[043]香港一家がやって来た

 香港のSARS明けとともにビジネスパートナーが日本にやって来ました。私たちはほぼ毎月往来があったのですが、SARSのせいで2月下旬以来会うことができませんでした。今回は夏休み中とあって大学生の長男と姪(弟の娘)を伴っての来日です。若者たちは同い年で、姪のほうは英国に留学中です。香港人の日本好きは並々ならぬものがありますが、日本人としてありがたいと思うと同時になんでこんなに物価が高くごみごみした所へ皆来たがるのか不思議な気もします。
 朝、ホテルに行くと彼らは何と起立をして私を待っていました。日本で19歳というと生意気ざかりですが、何だか素直そうです。おろしたてのスポーツシューズをはいた億万長者の子どもたちは意外と質素でした。中国では父方のいとこは「きょうだい」、母方のいとこを「いとこ」と呼ぶらしく、彼らは日本ではいとこですが、中国ではまさしく「きょうだい」で英国と香港間でほとんど毎日電話でおしゃべりをしていると聞きなんだかほほえましくなりました。日本では、本当の親子、きょうだいでもこの年齢になると一緒に歩く姿が急に減るからです。
 私たちが商談に行っている間、彼らは留学先で知り合った日本人の学生に案内してもらい、渋谷やお台場方面に出かけていました。その後は二人だけで原宿や銀座にも行かせてみました。香港人の場合、漢字の識別と英語ができるため、日本に来る外国人の中ではダントツに優位です。電車の路線名や駅名を漢字とローマ字で書いてあげれば(車両の色なども書いてあげればもっと親切)、発来日でも方向音痴の日本人よりはるかに手際よく東京を動いて行きます。


 彼らと居酒屋で夕食を一緒に取ったりもしましたが、「飲み物は?」と聞くと水でいいと答える謙虚さです。年長者に食事やお皿が揃わない限り自分たちが勝手に食べ始めるということもしませんし、男の子は全員の牛タンを焼き、女の子は焼き魚の骨をはずし皆に取り分けるという作業を誰に言われることもなくやっていました。帰りはビジネスパートナーが支払いをしている間に息子が父親の荷物を持って出口に移動し靴をそろえて待っているという気配りです。外見は普通の日本人と変わりませんが、日々の躾が段違いです。そして大人の話をきちんと聞きます。日本なら都合の悪いことは知らんぷりをする、大人の昔話を馬鹿にするといった態度が見てとれますが、彼らは身を乗り出して聞いています。

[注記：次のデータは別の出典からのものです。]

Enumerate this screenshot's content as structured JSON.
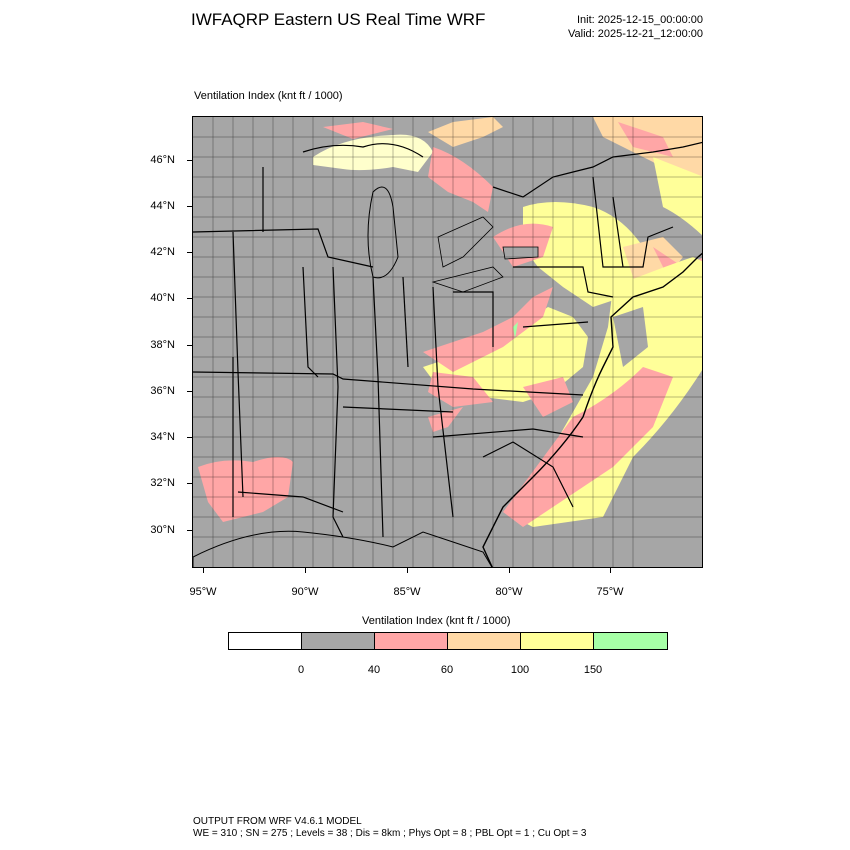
{
  "header": {
    "title": "IWFAQRP Eastern US Real Time WRF",
    "init": "Init: 2025-12-15_00:00:00",
    "valid": "Valid: 2025-12-21_12:00:00"
  },
  "plot": {
    "subtitle": "Ventilation Index   (knt ft / 1000)",
    "lat_labels": [
      "46°N",
      "44°N",
      "42°N",
      "40°N",
      "38°N",
      "36°N",
      "34°N",
      "32°N",
      "30°N"
    ],
    "lon_labels": [
      "95°W",
      "90°W",
      "85°W",
      "80°W",
      "75°W"
    ]
  },
  "legend": {
    "title": "Ventilation Index  (knt ft / 1000)",
    "colors": [
      "#ffffff",
      "#a6a6a6",
      "#ffa6a6",
      "#ffd9a6",
      "#ffff99",
      "#a6ffa6"
    ],
    "labels": [
      "0",
      "40",
      "60",
      "100",
      "150"
    ]
  },
  "footer": {
    "line1": "OUTPUT FROM WRF V4.6.1 MODEL",
    "line2": "WE = 310 ; SN = 275 ; Levels = 38 ; Dis = 8km ; Phys Opt = 8 ; PBL Opt = 1 ; Cu Opt = 3"
  },
  "colors": {
    "grey": "#a6a6a6",
    "pink": "#ffa6a6",
    "orange": "#ffd9a6",
    "yellow": "#ffff99",
    "green": "#a6ffa6"
  }
}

 わずか 4-5日の滞在でしたが、ビジネスパートナーは過密スケジュールの上に香港や中国本土からかかって来る携帯電話への対応で頭が混乱、私は朝から晩まで英語と日本語を話し続けるためのどが痛く、若者たちは短期間にいろいろな場所に出かけすぎ疲労困憊であったようです。最終日は商談が長引いたため成田へ行くリムジンバスに乗り遅れそうになり、皆で荷物を持ってバス乗り場まで猛烈に走りました。まさに台風一過、ひとり帰る電車では急に睡魔が襲い、最寄り駅までしっかり眠ってしまいました。
 昨年も複数の香港人が暑いさなか、何組も現れ大忙しだったことをふと思い出しました。私は夏が好きですが、香港という言葉も夏の季語になりそうです。